Do you think it's insecurity as Adam [Curtis] says? Or are they feeling guilty about being in this privileged position of being in the media?

It's a transitional phase we're in. But if journalists are messing around, then that's a problem, they should be doing what journalists should do.

Why should they bother when they have this instant, hyperreal world they've constructed for themselves? Web 2.0 gives these new media journalists everything they would otherwise be drawing from the real world if they did their jobs properly. It's an endless supply of novelty - and it promises to describe the world in a new way. It's an alternative reality. The credibility of the media goes down all the time with ordinary people the more they write about Twitter, or whatever the Twitter will be next week.

It's not going to rescue your media operation. If they want to save the idea of newspapers and put them online they need to take a step back from Web 2.0, rather simply chase a young demographic around like pedophiles at a playground.

One aspect of Cyburbia I didn't find so convincing was the argument that the TV show Lost, for example, or the movie Memento, are cybernetically influenced because they're non-linear stories. But Catch 22 and Slaughterhouse Five weren't either, and you've got modernists like Joyce before that. Or Tristram Shandy

I did anticipate that. My argument is that all of these things - non-linearity, stories going off in different directions - are not unique and contemporary at all. They've been the stuff of high culture for almost a century. Jean Luc Godard famously said a film should have a beginning , a middle, and an ending - but not necessarily in that order. But they've become part of popular culture for a generation, by people playing fast and loose with computer games, texting and the internet. Remember that Kubrick's movie The Killing [1956] where he used these devices was a big flop - maybe it was too early.
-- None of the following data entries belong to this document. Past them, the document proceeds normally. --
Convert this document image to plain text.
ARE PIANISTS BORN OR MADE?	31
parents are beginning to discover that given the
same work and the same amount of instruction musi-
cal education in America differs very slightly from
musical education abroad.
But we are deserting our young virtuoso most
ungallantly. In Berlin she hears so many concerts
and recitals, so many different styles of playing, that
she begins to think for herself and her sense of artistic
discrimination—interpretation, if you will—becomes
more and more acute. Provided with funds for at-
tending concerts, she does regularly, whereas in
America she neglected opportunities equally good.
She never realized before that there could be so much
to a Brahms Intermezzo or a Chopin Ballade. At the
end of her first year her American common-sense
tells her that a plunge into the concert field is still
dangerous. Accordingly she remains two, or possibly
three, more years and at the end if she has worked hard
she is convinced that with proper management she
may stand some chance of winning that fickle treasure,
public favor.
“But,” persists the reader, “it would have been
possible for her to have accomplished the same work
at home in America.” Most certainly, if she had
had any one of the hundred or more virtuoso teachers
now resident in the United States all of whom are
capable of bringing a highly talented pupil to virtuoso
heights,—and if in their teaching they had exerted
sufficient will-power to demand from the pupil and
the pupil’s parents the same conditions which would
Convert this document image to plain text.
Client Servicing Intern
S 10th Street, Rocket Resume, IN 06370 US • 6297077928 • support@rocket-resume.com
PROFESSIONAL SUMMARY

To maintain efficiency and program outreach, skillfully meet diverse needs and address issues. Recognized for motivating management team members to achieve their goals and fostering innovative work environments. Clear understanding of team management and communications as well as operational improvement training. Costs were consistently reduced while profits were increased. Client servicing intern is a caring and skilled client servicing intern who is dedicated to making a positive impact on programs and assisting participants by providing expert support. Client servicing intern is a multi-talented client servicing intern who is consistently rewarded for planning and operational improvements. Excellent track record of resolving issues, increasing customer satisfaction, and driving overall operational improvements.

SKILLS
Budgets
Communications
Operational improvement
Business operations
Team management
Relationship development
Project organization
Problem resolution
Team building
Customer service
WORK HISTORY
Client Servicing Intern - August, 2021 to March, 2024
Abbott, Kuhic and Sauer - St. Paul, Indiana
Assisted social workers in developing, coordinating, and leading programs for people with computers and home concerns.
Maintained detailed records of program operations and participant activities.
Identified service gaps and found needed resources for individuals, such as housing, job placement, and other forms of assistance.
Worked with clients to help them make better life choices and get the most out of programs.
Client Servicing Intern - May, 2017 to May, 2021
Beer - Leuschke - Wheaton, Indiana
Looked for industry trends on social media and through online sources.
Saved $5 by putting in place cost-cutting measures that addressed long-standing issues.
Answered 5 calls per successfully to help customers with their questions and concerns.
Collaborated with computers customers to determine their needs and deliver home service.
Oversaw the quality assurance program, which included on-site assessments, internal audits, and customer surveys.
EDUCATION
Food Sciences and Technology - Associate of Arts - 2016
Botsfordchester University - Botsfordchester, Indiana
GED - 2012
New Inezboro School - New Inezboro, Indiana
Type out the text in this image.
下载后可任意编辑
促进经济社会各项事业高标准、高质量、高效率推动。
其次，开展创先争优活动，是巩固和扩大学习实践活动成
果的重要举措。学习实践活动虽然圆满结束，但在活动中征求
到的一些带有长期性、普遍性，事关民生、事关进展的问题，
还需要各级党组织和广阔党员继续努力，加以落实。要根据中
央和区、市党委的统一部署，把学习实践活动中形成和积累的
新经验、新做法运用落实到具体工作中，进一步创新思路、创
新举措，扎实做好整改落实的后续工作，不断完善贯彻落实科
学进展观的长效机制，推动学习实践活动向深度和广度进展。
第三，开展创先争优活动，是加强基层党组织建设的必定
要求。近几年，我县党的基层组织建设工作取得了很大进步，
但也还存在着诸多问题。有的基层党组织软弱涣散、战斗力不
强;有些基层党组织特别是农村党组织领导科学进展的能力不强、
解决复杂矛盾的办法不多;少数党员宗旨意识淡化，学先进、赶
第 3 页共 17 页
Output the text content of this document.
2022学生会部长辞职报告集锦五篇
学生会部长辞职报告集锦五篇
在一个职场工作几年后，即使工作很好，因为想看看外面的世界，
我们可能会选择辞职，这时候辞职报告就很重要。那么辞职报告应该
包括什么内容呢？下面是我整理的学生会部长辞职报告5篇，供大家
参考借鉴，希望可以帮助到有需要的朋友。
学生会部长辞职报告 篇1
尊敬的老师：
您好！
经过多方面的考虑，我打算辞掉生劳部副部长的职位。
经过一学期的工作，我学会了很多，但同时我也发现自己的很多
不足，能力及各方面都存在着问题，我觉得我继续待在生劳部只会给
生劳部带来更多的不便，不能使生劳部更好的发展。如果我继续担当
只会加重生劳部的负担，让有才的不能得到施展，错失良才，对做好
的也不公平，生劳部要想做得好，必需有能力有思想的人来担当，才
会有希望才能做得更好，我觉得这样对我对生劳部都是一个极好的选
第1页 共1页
Fair enough. I'll give you that.

You're positive about a lot of aspects of technology, then...

It's easy to be written off as a miserable old bastard.

Hah. Well brace yourself, I think you will be called that anyway by people who have the Web 2.0 religion, from their point of view everyone who disagrees is a miserable old bastard.

The positive aspect is that people are ripe for new ways of working, new forms of story telling - but we have to take a step back from the hype of whatever the latest manifestation of the Web 2.0 is and focus on how people are changing . The changes brought about by computers games, texting and the internet will have moulded us very delicately over the past 30 years into creatures who may be more jumpy, might more sophisticated, or may be keener to design associations and patterns of information.

All this could be harnessed, but we need to take a step back from the idea we just surrender to this self-organising system, and reclaim our human-ness.®

Many thanks to James for his time and generosity.